Should HMRC investigate a contractor from an IR35 perspective, the Revenue will review both the written contract and the nature of the working relationship. The reason HMRC are interested in the actual relationship between the parties is to ensure that it is a legitimate business to business arrangement, and that the contractor is not acting or being treated as an employee of the end client by the manner in which he or she acts and works, regardless of what the contract might say.
For example, although the contract may stipulate that the contractor has the control over how he or she performs the services agreed, if in practice, the end client sets strict guidelines on what the contractor should be doing and how, then the clause in the contract is not a true reflection of what is happening in reality. Equally, the contract may allow for a substitute individual to be provided but if the end client would never, in practice, allow this, HMRC may seek to use this to negate the impact of this clause in their arguments when challenging the nature of the relationship.
So, even if a written contract has been reviewed from an IR35 perspective and there are strong clauses regarding one or more of the three key tests (personal service, control and mutuality of obligation), it is potentially not enough just to have it in writing. The clauses need to be borne out by reality in the event of an HMRC investigation, i.e. the contractor should be able to demonstrate control over the work, or that a substitute really could be used if necessary (though, of course, one does not actually have to have been used to evidence this).
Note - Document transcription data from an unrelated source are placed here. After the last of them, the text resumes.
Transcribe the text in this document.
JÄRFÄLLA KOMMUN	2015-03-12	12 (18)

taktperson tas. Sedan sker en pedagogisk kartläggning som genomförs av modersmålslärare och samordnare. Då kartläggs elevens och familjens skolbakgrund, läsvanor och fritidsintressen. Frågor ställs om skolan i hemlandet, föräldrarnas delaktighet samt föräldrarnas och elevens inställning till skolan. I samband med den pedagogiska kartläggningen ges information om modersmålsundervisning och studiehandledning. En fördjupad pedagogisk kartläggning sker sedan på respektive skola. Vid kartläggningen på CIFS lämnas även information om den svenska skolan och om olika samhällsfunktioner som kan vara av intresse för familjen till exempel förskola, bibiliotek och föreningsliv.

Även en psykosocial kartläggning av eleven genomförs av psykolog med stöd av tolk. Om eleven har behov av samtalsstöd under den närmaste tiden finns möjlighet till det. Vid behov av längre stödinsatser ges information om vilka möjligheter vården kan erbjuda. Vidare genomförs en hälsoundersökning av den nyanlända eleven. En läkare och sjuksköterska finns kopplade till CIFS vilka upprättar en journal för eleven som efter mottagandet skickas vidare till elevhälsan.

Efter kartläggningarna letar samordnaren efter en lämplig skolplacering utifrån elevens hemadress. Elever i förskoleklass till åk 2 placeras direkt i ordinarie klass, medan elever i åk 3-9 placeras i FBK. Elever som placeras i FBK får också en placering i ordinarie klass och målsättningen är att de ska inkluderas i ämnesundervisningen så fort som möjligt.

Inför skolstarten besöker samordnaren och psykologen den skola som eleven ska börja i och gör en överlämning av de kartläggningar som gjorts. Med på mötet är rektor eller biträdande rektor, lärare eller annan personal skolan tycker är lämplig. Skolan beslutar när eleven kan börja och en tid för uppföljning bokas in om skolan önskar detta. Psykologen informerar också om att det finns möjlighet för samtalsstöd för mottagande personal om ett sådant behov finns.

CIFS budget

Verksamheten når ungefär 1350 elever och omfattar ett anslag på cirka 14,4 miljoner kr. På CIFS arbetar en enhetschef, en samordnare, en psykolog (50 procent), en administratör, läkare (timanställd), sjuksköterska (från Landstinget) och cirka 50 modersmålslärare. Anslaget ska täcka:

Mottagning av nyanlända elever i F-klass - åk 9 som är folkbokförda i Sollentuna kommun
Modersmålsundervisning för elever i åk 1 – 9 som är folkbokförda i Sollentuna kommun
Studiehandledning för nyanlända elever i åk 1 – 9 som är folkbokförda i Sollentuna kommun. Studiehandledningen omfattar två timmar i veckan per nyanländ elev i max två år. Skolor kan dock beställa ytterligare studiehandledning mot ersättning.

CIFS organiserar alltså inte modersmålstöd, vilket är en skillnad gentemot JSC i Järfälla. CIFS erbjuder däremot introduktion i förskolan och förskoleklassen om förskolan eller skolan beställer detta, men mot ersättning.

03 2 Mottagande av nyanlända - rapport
However, the above in no way diminishes the importance of having a good, genuinely drafted contract in place, which supports the commercial reality of the engagement and this will go a long way to establishing a proper business-to-business relationship. It is important that both the contract and the underlying working practices are in place, since with a contract that does not support at least one of the three key tests, HMRC would argue that there is no right for the contractor to exercise control or provide a substitute, even if he or she could do so in reality.
To be safe in the event of an IR35 challenge, both the contract and the underlying working practices must reflect a business-to-business relationship.